Wednesday, May 16, 2012

Edith Wharton--The House of Mirth (1905)


Considered by most to be Wharton’s first significant work of fiction, House of Mirth was an immediate best-seller, selling out its first printing of 40,000 and its second printing of 20,000 in two weeks.  By the end of 1905, it had sold 140,000 copies.  It was the most successful book that Scribner’s had published to date.  The title comes from Ecclesiastes 7:4: “The house of the wise is in the house of mourning/ The house of the fool is in the house of mirth.”  The novel follows the tragic heroine Lily Bart, dangerously single at 29, as she struggles to survive aristocratic New York society with dwindling funds and dwindling future possibilities.  Over the course of the novel, her prospects decline from house parties at which she is still welcome as long as she helps out her hostess with various duties, to being a sort of hired guide by the nouveau riche who need help navigating the unfamiliar waters of aristocratic society, to finally near-destitution as she works unsuccessfully in a millinery shop.  After using the last of her funds to pay off her debts, she dies of a suspicious overdose of sleeping drops. 
The novel is an accusatory examination of what Wai-Chi Dimock has characterized as the marketplace logic at the heart of the novel.  As Lily explains,
You think we live on the rich, rather than with them: and so we do, in a sense—but it’s a privilege we have to pay for!   We eat their dinners, and drink their wine, and smoke their cigarettes, and use their carriages and their opera-boxes and their private cars—yes, but there’s a tax to pay on every one of those luxuries….the girl pays it by tips and cards…and by going to the best dress-makers, and having just the right dress for every occasion, and always keeping herself fresh and exquisite and amusing!” (279-80)
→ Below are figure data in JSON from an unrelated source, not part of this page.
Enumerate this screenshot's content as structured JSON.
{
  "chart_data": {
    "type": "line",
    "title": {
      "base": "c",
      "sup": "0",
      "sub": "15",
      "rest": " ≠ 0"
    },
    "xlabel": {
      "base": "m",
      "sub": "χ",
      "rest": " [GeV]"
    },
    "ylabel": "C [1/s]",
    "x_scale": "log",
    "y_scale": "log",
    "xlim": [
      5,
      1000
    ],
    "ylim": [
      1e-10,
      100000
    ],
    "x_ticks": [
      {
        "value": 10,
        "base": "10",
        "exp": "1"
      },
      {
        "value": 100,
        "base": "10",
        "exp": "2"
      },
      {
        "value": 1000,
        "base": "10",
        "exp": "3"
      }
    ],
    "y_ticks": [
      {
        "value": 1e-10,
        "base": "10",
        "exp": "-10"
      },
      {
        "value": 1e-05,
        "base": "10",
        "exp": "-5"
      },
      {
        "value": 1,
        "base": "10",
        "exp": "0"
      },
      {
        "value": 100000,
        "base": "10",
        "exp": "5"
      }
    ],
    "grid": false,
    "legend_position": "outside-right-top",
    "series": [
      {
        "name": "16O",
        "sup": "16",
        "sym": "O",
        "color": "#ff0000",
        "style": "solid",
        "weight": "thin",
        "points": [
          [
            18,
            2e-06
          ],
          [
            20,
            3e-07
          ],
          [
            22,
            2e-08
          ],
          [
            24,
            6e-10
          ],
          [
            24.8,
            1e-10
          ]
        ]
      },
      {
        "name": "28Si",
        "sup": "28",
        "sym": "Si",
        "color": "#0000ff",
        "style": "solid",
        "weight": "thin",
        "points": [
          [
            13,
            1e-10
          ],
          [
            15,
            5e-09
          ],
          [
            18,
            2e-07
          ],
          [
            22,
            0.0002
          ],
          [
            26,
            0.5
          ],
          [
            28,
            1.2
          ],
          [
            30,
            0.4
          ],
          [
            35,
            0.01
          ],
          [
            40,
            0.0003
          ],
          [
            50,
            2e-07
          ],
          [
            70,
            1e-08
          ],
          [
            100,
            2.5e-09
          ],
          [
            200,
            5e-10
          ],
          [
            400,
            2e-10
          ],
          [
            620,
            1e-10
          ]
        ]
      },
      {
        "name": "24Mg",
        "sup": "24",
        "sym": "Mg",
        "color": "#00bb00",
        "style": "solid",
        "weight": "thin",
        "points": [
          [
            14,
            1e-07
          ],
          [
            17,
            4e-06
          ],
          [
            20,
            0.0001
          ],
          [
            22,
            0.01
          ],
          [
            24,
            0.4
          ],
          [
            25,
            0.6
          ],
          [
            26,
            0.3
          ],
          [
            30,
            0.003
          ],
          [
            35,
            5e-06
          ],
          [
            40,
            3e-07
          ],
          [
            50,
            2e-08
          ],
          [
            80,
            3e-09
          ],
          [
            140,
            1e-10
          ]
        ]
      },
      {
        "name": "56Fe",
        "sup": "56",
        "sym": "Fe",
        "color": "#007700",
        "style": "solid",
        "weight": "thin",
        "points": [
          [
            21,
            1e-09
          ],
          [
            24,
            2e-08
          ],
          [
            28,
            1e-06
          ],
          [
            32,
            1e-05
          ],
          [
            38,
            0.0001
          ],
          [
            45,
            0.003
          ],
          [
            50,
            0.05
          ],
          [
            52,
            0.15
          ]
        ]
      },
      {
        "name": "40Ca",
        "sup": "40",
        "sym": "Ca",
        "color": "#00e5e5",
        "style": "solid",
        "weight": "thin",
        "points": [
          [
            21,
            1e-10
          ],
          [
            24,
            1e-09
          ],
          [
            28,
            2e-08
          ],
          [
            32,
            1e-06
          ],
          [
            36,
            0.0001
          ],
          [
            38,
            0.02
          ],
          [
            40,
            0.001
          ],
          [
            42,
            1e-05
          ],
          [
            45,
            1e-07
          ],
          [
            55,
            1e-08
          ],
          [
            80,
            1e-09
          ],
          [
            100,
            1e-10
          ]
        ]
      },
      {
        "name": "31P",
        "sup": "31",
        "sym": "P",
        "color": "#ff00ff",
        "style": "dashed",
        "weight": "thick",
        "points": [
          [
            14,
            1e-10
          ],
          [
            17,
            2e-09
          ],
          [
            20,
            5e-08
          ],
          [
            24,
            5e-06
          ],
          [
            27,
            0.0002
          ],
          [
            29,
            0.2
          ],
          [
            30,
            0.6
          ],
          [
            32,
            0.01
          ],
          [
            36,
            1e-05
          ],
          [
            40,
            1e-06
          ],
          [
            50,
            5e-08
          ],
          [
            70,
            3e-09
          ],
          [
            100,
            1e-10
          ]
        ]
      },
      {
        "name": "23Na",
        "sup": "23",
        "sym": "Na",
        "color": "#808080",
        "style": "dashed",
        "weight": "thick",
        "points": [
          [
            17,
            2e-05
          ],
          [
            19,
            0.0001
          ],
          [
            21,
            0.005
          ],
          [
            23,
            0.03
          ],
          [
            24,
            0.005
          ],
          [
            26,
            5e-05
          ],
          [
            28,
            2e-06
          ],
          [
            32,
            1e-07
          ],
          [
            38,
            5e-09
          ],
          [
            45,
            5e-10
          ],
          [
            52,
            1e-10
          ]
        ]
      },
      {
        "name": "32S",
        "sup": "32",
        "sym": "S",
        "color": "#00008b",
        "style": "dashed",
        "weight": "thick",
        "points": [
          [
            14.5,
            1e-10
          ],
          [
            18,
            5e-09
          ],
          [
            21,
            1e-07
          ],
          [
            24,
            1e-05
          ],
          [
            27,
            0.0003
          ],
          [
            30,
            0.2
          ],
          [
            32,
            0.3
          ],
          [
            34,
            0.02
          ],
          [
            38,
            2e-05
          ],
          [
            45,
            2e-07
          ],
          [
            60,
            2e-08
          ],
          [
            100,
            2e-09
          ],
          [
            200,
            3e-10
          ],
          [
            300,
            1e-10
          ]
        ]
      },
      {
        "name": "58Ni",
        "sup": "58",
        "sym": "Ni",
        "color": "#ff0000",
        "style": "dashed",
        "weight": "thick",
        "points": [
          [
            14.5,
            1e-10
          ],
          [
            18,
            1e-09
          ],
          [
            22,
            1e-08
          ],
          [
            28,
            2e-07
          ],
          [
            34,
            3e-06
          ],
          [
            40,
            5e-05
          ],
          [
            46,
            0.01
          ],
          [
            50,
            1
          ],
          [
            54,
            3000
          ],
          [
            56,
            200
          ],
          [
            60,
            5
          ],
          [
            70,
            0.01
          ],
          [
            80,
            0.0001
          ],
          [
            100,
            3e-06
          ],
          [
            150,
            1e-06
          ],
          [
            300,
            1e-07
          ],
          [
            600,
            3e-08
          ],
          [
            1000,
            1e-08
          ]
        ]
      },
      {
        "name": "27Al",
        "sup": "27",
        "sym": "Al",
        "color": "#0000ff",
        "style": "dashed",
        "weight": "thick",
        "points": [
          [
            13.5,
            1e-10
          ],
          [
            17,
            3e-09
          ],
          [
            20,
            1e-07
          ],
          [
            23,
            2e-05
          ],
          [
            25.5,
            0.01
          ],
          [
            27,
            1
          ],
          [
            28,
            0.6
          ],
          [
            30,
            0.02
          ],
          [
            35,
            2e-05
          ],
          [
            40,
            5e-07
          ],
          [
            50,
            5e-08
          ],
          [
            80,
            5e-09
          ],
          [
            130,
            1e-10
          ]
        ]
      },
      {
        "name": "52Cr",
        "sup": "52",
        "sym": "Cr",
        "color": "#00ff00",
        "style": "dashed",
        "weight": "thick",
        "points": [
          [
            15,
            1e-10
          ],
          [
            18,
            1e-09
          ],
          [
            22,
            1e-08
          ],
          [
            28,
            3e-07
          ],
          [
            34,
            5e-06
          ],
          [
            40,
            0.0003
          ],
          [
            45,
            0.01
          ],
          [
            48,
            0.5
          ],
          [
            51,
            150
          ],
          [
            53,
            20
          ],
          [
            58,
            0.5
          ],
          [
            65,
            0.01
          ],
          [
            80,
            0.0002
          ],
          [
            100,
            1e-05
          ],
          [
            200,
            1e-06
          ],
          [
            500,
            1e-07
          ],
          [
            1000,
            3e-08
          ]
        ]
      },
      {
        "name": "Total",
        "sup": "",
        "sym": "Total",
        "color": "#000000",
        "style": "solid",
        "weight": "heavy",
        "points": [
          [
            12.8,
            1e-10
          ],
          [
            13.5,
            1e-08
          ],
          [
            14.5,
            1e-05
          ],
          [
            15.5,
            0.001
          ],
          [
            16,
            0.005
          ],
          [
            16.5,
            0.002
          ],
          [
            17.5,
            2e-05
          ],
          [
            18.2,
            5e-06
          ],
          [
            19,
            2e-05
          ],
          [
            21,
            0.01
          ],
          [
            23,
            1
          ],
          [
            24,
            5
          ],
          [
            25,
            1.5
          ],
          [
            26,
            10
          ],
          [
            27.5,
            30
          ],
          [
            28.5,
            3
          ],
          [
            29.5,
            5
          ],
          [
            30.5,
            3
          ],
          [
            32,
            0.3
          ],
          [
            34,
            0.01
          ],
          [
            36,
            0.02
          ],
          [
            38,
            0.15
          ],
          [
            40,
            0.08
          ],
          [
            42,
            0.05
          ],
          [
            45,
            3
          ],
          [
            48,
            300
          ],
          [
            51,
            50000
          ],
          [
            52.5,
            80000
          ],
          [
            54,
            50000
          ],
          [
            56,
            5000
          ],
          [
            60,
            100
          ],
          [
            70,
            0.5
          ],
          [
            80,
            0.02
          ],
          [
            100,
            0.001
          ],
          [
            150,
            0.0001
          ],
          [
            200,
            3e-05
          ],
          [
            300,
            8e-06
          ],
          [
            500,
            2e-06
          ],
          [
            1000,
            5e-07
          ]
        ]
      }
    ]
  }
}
Lily’s problem is that she cannot ever completely give herself over to the kind of mercenary self-commodification required for financial success in this society.  Every time she is on the verge of marital success—for example, when Percy Gryce is in love with her enough to only require her to attend a church service with him and his mother, Lily instead goes for a walk with her friend Selden.
Selden is perhaps the most infuriating character in the book, in his love for Lily never completely translates in his marrying her. Rather, in the frequent visions of Lily presented from his point of view, he fails to see her as either completely human or as innocent of artifice as she at times genuinely can be.  Indeed, from the opening scene forward, Lily is presented as a commodity to be appraised and exchanged.  Selden thinks to himself that “she must have cost a great deal to make, that a great many dull and ugly people must, in some mysterious way, have been sacrificed to produce her” (5).  Lily, brought up by a mother who instills above all an absolute fear of anything resembling what she characterizes as “dinginess” and a father who dies after losing his fortune, is poorly prepared for adult responsibility.  A exemplar of Naturalism, leaving Lily vulnerable to cruel and heartless society, Wharton places her tragic heroine, Lily Bart, in a society that she describes as a "hot-house of traditions and conventions.”